- Interactive map of Kingsley Heights
- Coordinates: 41°07′30″S 175°04′59″E﻿ / ﻿41.125°S 175.083°E
- Country: New Zealand
- Island: North Island
- City: Upper Hutt
- Electorates: Remutaka; Ikaroa-Rāwhiti (Māori);

Government
- • Territorial Authority: Upper Hutt City Council
- • Regional council: Greater Wellington Regional Council
- • Mayor of Upper Hutt: Peri Zee
- • Remutaka MP: Chris Hipkins
- • Ikaroa-Rāwhiti MP: Cushla Tangaere-Manuel

Area
- • Total: 0.77 km^{2} (0.30 sq mi)

Population (2023 Census)
- • Total: 429
- • Density: 560/km^{2} (1,400/sq mi)

= Kingsley Heights =

Kingsley Heights is a suburb of the city of Upper Hutt, located in the lower North Island of New Zealand. The suburb stands on a hill east of and overlooking the city centre, but has also started expanding into an adjacent valley.

All of the street names in the suburb have a British royalty theme. One example is King Charles Drive, the only road leading into the suburb, which is named after Charles II of England.

Kingsley Heights was proposed as a major subdivision project in the 1970s with Stage 1 beginning after the State Housing Corporation decided against using the land it owned in the area. Construction started in 1975 by First New Zealand RDC Limited and NZ Roadmakers, which consisted of 77 house lots. A delay was caused by the collapse of NZ Roadmakers however in 1976 The Leader, a local newspaper, announced construction had resumed. Around 1978 the first stage of road and utilities construction was complete and the first houses started to be built in the early 1980s.

The later stages of the project were delayed due to the economic downturn in the mid-late 1980s and the subsequent reduction in new home construction. The closure of the General Motors plant had a negative effect on employment in the city and so King Charles Drive ended at 19 and 26. Roading construction on the next stage of Kingsley Heights resumed many years later during 2001/2002 but it wasn't until 2005 that houses were built on Aragon, Boleyn and Beaufort. Craigs Flat, now known as Riverstone Terraces, which was also State Housing Corporation land but never used, had been promoted by various developers since the early 1990s as another major housing project in the city which also saw continued delays and reduced the urgency for the further expansion of Kingsley Heights.

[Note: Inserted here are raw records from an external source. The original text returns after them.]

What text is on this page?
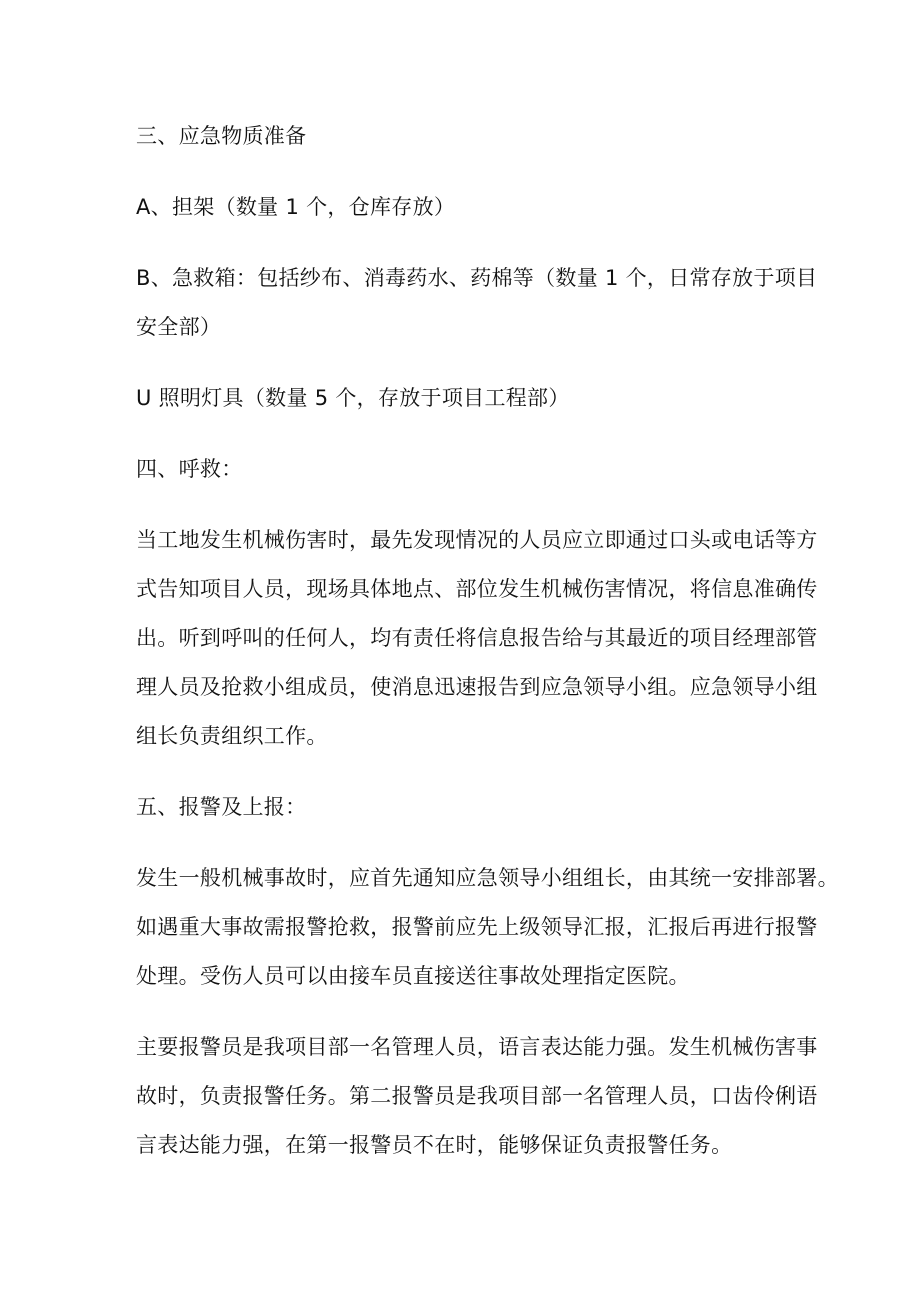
三、应急物质准备

A、担架（数量 1 个，仓库存放）

B、急救箱：包括纱布、消毒药水、药棉等（数量 1 个，日常存放于项目
安全部）

U 照明灯具（数量 5 个，存放于项目工程部）

四、呼救：

当工地发生机械伤害时，最先发现情况的人员应立即通过口头或电话等方
式告知项目人员，现场具体地点、部位发生机械伤害情况，将信息准确传
出。听到呼叫的任何人，均有责任将信息报告给与其最近的项目经理部管
理人员及抢救小组成员，使消息迅速报告到应急领导小组。应急领导小组
组长负责组织工作。

五、报警及上报：

发生一般机械事故时，应首先通知应急领导小组组长，由其统一安排部署。
如遇重大事故需报警抢救，报警前应先上级领导汇报，汇报后再进行报警
处理。受伤人员可以由接车员直接送往事故处理指定医院。

主要报警员是我项目部一名管理人员，语言表达能力强。发生机械伤害事
故时，负责报警任务。第二报警员是我项目部一名管理人员，口齿伶俐语
言表达能力强，在第一报警员不在时，能够保证负责报警任务。
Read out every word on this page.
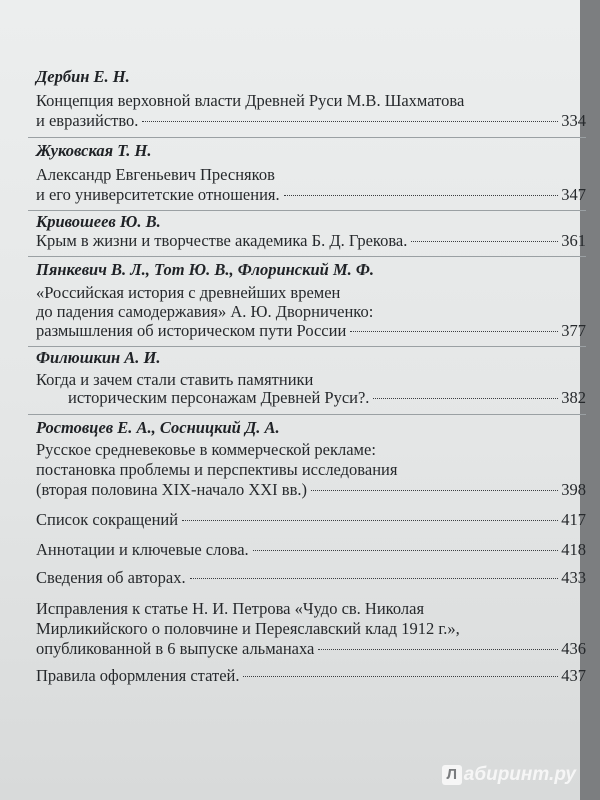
Дербин Е. Н.
Концепция верховной власти Древней Руси М.В. Шахматова
и евразийство.	334
Жуковская Т. Н.
Александр Евгеньевич Пресняков
и его университетские отношения.	347
Кривошеев Ю. В.
Крым в жизни и творчестве академика Б. Д. Грекова.	361
Пянкевич В. Л., Тот Ю. В., Флоринский М. Ф.
«Российская история с древнейших времен
до падения самодержавия» А. Ю. Дворниченко:
размышления об историческом пути России	377
Филюшкин А. И.
Когда и зачем стали ставить памятники
историческим персонажам Древней Руси?.	382
Ростовцев Е. А., Сосницкий Д. А.
Русское средневековье в коммерческой рекламе:
постановка проблемы и перспективы исследования
(вторая половина XIX-начало XXI вв.)	398
Список сокращений	417
Аннотации и ключевые слова.	418
Сведения об авторах.	433
Исправления к статье Н. И. Петрова «Чудо св. Николая
Мирликийского о половчине и Переяславский клад 1912 г.»,
опубликованной в 6 выпуске альманаха	436
Правила оформления статей.	437
Л абиринт.ру
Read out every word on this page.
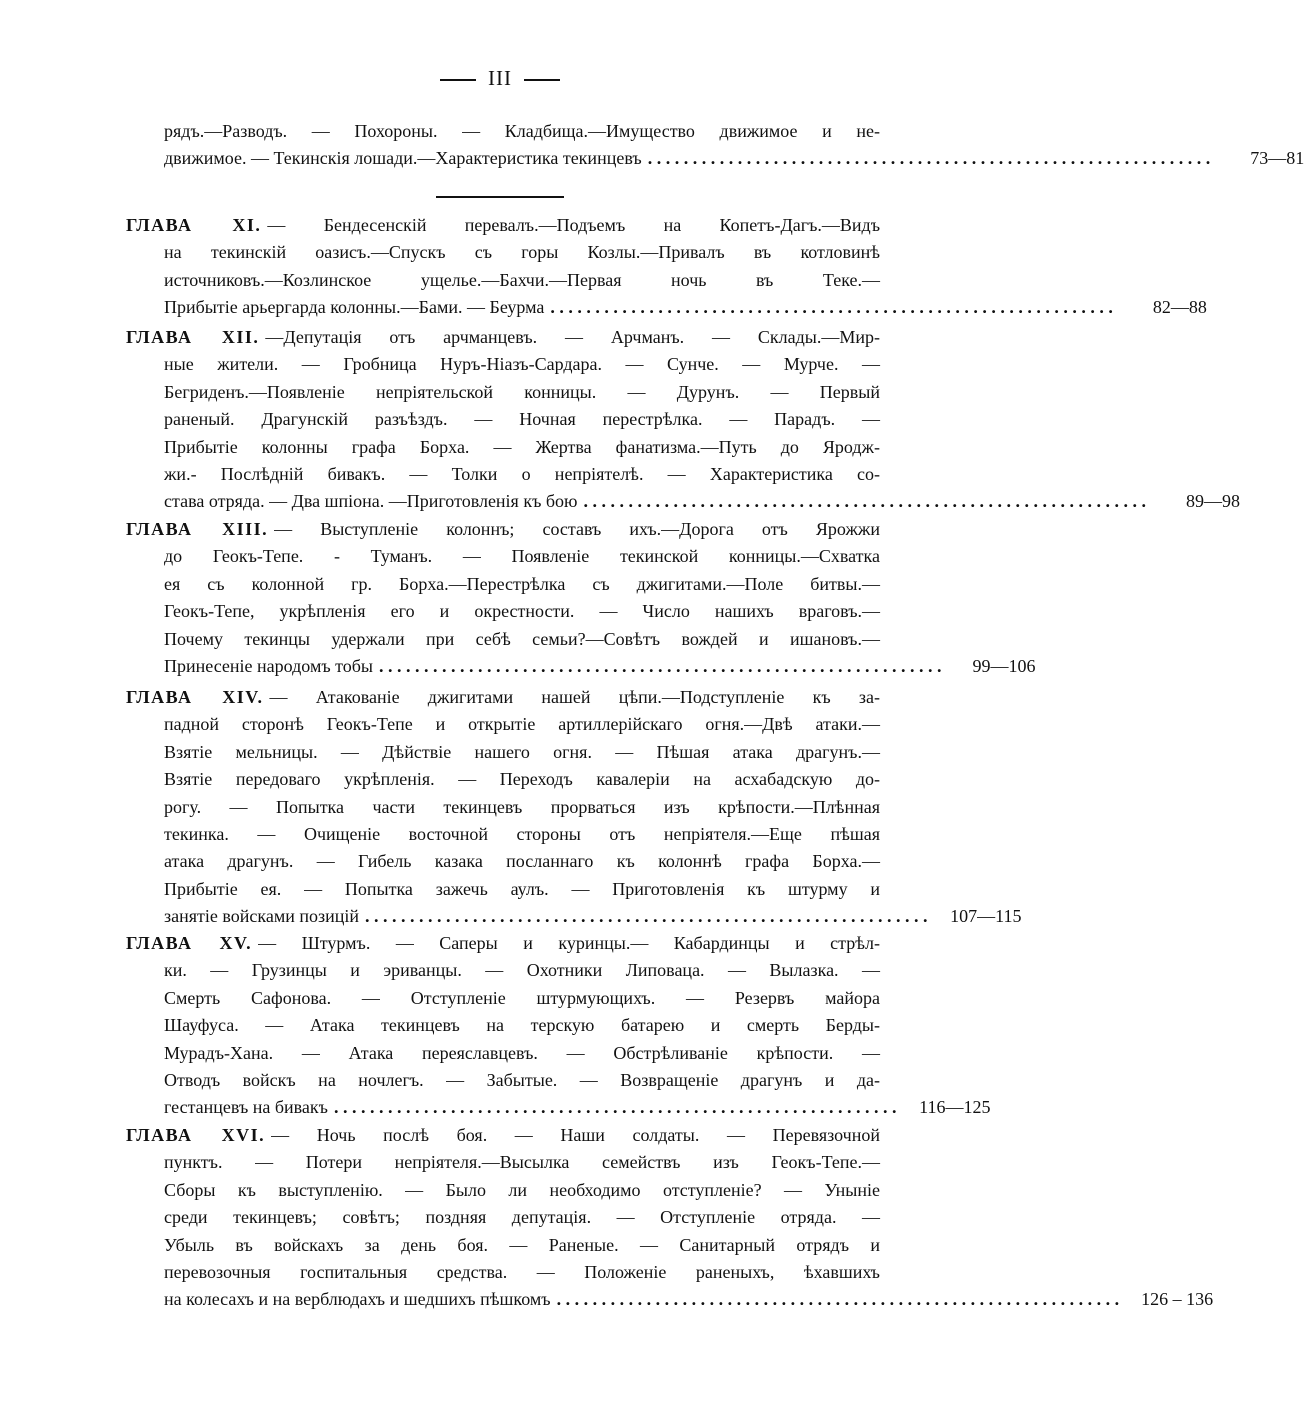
III
рядъ.—Разводъ. — Похороны. — Кладбища.—Имущество движимое и не-
движимое. — Текинскія лошади.—Характеристика текинцевъ . . .	73—81
ГЛАВА XI. — Бендесенскій перевалъ.—Подъемъ на Копетъ-Дагъ.—Видъ
на текинскій оазисъ.—Спускъ съ горы Козлы.—Привалъ въ котловинѣ
источниковъ.—Козлинское ущелье.—Бахчи.—Первая ночь въ Теке.—
Прибытіе арьергарда колонны.—Бами. — Беурма . . .	82—88
ГЛАВА XII. —Депутація отъ арчманцевъ. — Арчманъ. — Склады.—Мир-
ные жители. — Гробница Нуръ-Ніазъ-Сардара. — Сунче. — Мурче. —
Бегриденъ.—Появленіе непріятельской конницы. — Дурунъ. — Первый
раненый. Драгунскій разъѣздъ. — Ночная перестрѣлка. — Парадъ. —
Прибытіе колонны графа Борха. — Жертва фанатизма.—Путь до Яродж-
жи.- Послѣдній бивакъ. — Толки о непріятелѣ. — Характеристика со-
става отряда. — Два шпіона. —Приготовленія къ бою . . .	89—98
ГЛАВА XIII. — Выступленіе колоннъ; составъ ихъ.—Дорога отъ Ярожжи
до Геокъ-Тепе. - Туманъ. — Появленіе текинской конницы.—Схватка
ея съ колонной гр. Борха.—Перестрѣлка съ джигитами.—Поле битвы.—
Геокъ-Тепе, укрѣпленія его и окрестности. — Число нашихъ враговъ.—
Почему текинцы удержали при себѣ семьи?—Совѣтъ вождей и ишановъ.—
Принесеніе народомъ тобы . . .	99—106
ГЛАВА XIV. — Атакованіе джигитами нашей цѣпи.—Подступленіе къ за-
падной сторонѣ Геокъ-Тепе и открытіе артиллерійскаго огня.—Двѣ атаки.—
Взятіе мельницы. — Дѣйствіе нашего огня. — Пѣшая атака драгунъ.—
Взятіе передоваго укрѣпленія. — Переходъ кавалеріи на асхабадскую до-
рогу. — Попытка части текинцевъ прорваться изъ крѣпости.—Плѣнная
текинка. — Очищеніе восточной стороны отъ непріятеля.—Еще пѣшая
атака драгунъ. — Гибель казака посланнаго къ колоннѣ графа Борха.—
Прибытіе ея. — Попытка зажечь аулъ. — Приготовленія къ штурму и
занятіе войсками позицій . . .	107—115
ГЛАВА XV. — Штурмъ. — Саперы и куринцы.— Кабардинцы и стрѣл-
ки. — Грузинцы и эриванцы. — Охотники Липоваца. — Вылазка. —
Смерть Сафонова. — Отступленіе штурмующихъ. — Резервъ майора
Шауфуса. — Атака текинцевъ на терскую батарею и смерть Берды-
Мурадъ-Хана. — Атака переяславцевъ. — Обстрѣливаніе крѣпости. —
Отводъ войскъ на ночлегъ. — Забытые. — Возвращеніе драгунъ и да-
гестанцевъ на бивакъ . . .	116—125
ГЛАВА XVI. — Ночь послѣ боя. — Наши солдаты. — Перевязочной
пунктъ. — Потери непріятеля.—Высылка семействъ изъ Геокъ-Тепе.—
Сборы къ выступленію. — Было ли необходимо отступленіе? — Уныніе
среди текинцевъ; совѣтъ; поздняя депутація. — Отступленіе отряда. —
Убыль въ войскахъ за день боя. — Раненые. — Санитарный отрядъ и
перевозочныя госпитальныя средства. — Положеніе раненыхъ, ѣхавшихъ
на колесахъ и на верблюдахъ и шедшихъ пѣшкомъ . . .	126 – 136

King Charles Drive now ends at 41/58 with provision for the next stage of construction to continue in the future.

This suburb houses drinking-water storage tanks for Upper Hutt.

==Demographics==
Kingsley Heights covers 0.77 km2. It is part of the Upper Hutt Central statistical area.

Kingsley Heights had a population of 429 in the 2023 New Zealand census, a decrease of 6 people (−1.4%) since the 2018 census, and an increase of 57 people (15.3%) since the 2013 census. There were 201 males, 225 females, and 3 people of other genders in 138 dwellings. 3.5% of people identified as LGBTIQ+. There were 93 people (21.7%) aged under 15 years, 63 (14.7%) aged 15 to 29, 234 (54.5%) aged 30 to 64, and 48 (11.2%) aged 65 or older.

People could identify as more than one ethnicity. The results were 79.7% European (Pākehā); 7.0% Māori; 2.1% Pasifika; 14.7% Asian; 2.1% Middle Eastern, Latin American and African New Zealanders (MELAA); and 4.9% other, which includes people giving their ethnicity as "New Zealander". English was spoken by 97.2%, Māori by 1.4%, Samoan by 0.7%, and other languages by 16.8%. No language could be spoken by 2.1% (e.g. too young to talk). The percentage of people born overseas was 30.1, compared with 28.8% nationally.

Religious affiliations were 38.5% Christian, 2.1% Hindu, 2.1% Islam, 0.7% Māori religious beliefs, 1.4% Buddhist, 1.4% Jewish, and 2.8% other religions. People who answered that they had no religion were 46.9%, and 6.3% of people did not answer the census question.

Of those at least 15 years old, 93 (27.7%) people had a bachelor's or higher degree, 177 (52.7%) had a post-high school certificate or diploma, and 69 (20.5%) people exclusively held high school qualifications. 72 people (21.4%) earned over $100,000 compared to 12.1% nationally. The employment status of those at least 15 was 216 (64.3%) full-time, 39 (11.6%) part-time, and 6 (1.8%) unemployed.